Schizotypal personality disorder (STPD), also known as schizotypal disorder, is a personality disorder characterized by thought disorder, paranoia, a characteristic form of social anxiety, derealization, transient psychosis, and unconventional beliefs. People with this disorder feel pronounced discomfort when forming and maintaining social connections with other people, primarily due to the belief other people harbour negative thoughts and views about them. Peculiar speech mannerisms and socially unexpected modes of dress are also characteristic. Schizotypal people may react oddly in conversations, not respond, or talk to themselves.[1] They frequently interpret situations as being strange or having unusual meaning for them; paranormal and superstitious beliefs are common. Schizotypal people usually disagree with the suggestion their thoughts and behaviour are a 'disorder', and seek medical attention for depression or anxiety instead.[2] Schizotypal personality disorder occurs in approximately 3% of the general population and is more common in males.[3]

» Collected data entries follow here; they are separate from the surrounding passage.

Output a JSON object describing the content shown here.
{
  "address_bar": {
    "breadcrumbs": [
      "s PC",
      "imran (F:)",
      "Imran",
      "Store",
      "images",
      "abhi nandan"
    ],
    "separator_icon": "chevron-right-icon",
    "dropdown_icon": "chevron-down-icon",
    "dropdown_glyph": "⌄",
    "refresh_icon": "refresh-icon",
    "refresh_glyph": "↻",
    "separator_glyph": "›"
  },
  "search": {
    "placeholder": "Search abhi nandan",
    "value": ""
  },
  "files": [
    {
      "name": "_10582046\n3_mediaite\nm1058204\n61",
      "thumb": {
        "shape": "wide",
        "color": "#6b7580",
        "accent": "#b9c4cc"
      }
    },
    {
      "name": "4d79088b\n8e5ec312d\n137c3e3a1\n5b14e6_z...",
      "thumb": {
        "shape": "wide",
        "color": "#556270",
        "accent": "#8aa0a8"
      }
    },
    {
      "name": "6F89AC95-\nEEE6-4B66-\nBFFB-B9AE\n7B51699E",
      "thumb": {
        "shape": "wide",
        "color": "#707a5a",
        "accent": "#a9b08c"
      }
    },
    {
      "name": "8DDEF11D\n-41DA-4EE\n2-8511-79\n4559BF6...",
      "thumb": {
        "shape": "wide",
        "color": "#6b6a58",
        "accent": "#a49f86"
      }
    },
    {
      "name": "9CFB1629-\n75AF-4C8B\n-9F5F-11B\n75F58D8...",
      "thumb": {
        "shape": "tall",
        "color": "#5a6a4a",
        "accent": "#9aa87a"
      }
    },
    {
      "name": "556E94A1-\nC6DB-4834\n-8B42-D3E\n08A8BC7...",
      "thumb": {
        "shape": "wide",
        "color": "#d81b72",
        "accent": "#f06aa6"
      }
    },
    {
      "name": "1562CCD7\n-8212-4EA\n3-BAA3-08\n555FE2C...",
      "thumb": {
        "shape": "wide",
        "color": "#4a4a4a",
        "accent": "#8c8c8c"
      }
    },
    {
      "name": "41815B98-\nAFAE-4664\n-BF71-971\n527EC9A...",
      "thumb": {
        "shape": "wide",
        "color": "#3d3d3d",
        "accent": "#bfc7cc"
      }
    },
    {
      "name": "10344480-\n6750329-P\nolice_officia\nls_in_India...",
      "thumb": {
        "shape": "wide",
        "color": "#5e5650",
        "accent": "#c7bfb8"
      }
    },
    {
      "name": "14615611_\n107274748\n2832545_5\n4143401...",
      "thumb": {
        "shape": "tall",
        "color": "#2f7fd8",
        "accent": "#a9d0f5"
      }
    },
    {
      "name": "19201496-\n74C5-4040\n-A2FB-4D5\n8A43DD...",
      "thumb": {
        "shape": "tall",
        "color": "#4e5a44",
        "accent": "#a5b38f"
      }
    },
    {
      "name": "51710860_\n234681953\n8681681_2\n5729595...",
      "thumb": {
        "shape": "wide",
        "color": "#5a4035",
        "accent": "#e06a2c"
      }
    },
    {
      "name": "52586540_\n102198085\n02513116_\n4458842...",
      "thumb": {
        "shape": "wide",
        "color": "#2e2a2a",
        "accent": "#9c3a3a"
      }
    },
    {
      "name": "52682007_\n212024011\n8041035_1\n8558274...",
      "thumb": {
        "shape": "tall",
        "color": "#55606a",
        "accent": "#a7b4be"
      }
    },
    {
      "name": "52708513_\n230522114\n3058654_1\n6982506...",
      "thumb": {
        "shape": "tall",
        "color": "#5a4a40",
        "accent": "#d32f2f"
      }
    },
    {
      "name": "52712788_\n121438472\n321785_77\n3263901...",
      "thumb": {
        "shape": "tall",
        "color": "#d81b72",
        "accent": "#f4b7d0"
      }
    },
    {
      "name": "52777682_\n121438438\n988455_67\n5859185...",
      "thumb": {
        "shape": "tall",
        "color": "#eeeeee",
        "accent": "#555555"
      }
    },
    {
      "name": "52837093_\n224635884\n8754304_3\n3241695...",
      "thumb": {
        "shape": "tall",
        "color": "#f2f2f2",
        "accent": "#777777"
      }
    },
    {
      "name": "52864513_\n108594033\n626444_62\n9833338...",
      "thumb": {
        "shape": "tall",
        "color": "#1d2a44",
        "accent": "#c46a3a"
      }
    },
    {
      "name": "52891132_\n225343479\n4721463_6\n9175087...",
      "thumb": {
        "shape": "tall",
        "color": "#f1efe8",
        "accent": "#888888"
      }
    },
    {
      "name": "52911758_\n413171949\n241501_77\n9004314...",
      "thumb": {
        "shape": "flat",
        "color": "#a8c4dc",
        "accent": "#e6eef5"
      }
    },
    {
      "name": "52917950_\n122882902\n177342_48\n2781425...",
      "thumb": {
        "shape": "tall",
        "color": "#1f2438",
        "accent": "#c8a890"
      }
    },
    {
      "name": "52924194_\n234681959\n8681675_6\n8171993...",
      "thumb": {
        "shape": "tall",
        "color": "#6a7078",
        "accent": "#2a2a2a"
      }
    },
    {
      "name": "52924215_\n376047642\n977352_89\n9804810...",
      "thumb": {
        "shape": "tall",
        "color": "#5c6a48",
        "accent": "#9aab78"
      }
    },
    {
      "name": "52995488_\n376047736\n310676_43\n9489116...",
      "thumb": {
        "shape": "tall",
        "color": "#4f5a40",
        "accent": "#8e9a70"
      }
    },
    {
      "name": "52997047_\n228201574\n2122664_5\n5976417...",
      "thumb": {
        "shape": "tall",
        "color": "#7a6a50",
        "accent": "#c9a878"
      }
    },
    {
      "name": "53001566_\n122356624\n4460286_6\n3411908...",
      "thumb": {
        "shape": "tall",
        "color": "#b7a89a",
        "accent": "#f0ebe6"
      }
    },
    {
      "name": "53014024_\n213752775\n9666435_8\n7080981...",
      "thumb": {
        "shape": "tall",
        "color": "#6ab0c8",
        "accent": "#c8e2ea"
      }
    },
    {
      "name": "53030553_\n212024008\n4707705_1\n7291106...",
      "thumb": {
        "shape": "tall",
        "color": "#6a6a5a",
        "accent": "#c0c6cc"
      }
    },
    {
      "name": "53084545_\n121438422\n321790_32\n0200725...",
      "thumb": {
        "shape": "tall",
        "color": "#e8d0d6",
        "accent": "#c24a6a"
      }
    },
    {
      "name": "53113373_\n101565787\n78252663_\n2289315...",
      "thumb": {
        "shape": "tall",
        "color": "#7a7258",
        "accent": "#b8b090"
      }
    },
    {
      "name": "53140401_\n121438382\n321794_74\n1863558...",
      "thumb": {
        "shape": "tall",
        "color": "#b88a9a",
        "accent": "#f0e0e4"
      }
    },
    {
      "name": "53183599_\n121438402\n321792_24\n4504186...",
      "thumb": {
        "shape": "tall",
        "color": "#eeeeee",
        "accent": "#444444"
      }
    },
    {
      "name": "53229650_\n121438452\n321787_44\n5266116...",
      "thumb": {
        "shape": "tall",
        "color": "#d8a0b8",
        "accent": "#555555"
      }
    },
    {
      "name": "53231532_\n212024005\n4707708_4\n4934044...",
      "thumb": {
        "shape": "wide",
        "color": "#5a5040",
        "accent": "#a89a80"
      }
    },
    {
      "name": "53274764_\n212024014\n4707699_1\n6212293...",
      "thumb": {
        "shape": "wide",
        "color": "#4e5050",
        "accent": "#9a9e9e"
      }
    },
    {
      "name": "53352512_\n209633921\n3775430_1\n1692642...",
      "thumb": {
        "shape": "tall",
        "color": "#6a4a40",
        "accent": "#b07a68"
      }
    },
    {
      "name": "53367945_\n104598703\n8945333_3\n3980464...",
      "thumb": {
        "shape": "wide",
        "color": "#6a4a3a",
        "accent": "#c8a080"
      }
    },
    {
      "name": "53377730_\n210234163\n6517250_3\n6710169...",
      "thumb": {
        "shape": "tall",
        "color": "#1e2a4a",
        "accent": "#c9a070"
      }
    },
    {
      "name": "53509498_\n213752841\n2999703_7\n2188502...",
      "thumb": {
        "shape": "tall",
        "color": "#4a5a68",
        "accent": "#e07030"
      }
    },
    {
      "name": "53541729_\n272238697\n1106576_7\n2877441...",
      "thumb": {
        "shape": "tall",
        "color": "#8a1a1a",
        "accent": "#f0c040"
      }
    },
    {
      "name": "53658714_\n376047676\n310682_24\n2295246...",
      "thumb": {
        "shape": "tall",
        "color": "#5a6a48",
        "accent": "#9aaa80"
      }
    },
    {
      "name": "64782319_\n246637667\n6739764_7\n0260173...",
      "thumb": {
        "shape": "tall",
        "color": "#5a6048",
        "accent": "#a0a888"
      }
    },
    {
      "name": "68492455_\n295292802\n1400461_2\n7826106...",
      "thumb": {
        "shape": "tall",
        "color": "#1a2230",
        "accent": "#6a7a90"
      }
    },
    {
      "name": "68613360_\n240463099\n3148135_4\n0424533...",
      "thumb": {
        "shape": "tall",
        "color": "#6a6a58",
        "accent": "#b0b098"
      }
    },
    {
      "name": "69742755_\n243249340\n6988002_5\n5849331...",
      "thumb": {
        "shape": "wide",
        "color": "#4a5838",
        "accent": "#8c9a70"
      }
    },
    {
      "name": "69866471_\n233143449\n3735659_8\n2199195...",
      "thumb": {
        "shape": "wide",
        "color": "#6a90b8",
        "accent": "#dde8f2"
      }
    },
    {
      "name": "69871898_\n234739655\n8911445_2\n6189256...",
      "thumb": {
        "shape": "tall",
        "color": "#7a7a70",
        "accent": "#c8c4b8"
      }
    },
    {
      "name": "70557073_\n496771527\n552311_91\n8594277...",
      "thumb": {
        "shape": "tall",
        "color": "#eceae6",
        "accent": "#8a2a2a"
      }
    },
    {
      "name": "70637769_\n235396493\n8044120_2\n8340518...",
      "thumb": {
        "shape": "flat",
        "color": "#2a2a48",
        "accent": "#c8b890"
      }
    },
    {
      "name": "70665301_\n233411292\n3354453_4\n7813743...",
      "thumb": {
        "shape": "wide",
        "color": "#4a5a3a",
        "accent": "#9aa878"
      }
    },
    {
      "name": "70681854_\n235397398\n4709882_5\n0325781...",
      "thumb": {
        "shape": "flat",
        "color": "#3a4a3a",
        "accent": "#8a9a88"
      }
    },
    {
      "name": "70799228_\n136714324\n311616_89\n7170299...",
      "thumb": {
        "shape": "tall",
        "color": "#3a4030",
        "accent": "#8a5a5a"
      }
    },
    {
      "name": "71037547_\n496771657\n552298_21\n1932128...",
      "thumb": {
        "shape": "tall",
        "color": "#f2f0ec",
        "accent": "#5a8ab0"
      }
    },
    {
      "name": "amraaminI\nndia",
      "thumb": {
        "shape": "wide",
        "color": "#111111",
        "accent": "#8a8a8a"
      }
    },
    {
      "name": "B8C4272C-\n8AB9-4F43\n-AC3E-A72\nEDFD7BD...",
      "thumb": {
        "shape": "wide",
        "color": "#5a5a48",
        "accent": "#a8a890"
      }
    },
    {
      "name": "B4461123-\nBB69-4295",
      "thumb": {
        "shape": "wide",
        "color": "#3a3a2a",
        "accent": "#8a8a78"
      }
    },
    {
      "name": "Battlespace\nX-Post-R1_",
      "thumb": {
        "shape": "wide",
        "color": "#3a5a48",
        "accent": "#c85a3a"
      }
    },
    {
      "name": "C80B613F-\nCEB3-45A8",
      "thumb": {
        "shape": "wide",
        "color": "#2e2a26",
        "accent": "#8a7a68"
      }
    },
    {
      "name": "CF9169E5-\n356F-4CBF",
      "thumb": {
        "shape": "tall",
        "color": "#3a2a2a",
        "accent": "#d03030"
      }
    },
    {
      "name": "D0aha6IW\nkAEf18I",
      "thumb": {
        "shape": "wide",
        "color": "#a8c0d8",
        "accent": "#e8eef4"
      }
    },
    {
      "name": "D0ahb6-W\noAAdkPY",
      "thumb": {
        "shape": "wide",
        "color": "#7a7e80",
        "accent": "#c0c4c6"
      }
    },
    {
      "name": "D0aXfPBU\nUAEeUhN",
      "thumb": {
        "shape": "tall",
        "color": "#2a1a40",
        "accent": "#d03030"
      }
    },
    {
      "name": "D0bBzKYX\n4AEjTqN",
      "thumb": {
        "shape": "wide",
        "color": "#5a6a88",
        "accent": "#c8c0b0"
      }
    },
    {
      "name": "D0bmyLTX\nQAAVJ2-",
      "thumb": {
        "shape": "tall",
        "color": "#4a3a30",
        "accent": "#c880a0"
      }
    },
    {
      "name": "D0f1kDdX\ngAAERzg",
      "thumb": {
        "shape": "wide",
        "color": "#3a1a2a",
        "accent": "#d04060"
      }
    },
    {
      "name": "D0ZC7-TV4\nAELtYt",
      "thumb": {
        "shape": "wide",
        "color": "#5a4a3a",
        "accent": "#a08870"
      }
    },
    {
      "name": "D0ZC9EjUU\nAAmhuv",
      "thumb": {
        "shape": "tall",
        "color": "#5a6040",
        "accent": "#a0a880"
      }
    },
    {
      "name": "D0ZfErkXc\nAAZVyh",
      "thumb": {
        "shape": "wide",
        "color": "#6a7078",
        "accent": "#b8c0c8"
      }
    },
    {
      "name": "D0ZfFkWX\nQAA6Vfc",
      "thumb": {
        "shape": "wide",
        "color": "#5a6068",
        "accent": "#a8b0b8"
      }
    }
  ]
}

The term "schizotype" was first coined by Sandor Rado in 1956 as an abbreviation of "schizophrenic phenotype".[4] STPD is classified as a cluster A personality disorder, also known as the "odd or eccentric" cluster.
Causes
Genetic
Schizotypal personality disorder is widely understood to be a "schizophrenia spectrum" disorder. Rates of schizotypal personality disorder are much higher in relatives of individuals with schizophrenia than in the relatives of people with other mental illnesses or in people without mentally ill relatives. Technically speaking, schizotypal personality disorder may also be considered an "extended phenotype" that helps geneticists track the familial or genetic transmission of the genes that are implicated in schizophrenia.[5] But there is also a genetic connection of STPD to mood disorders and depression in particular.[6]
Social and environmental
There is now evidence to suggest that parenting styles, early separation, trauma/maltreatment history (especially early childhood neglect) can lead to the development of schizotypal traits.[7][8] Neglect or abuse, trauma, or family dysfunction during childhood may increase the risk of developing schizotypal personality disorder. Over time, children learn to interpret social cues and respond appropriately but for unknown reasons this process does not work well for people with this disorder.[9]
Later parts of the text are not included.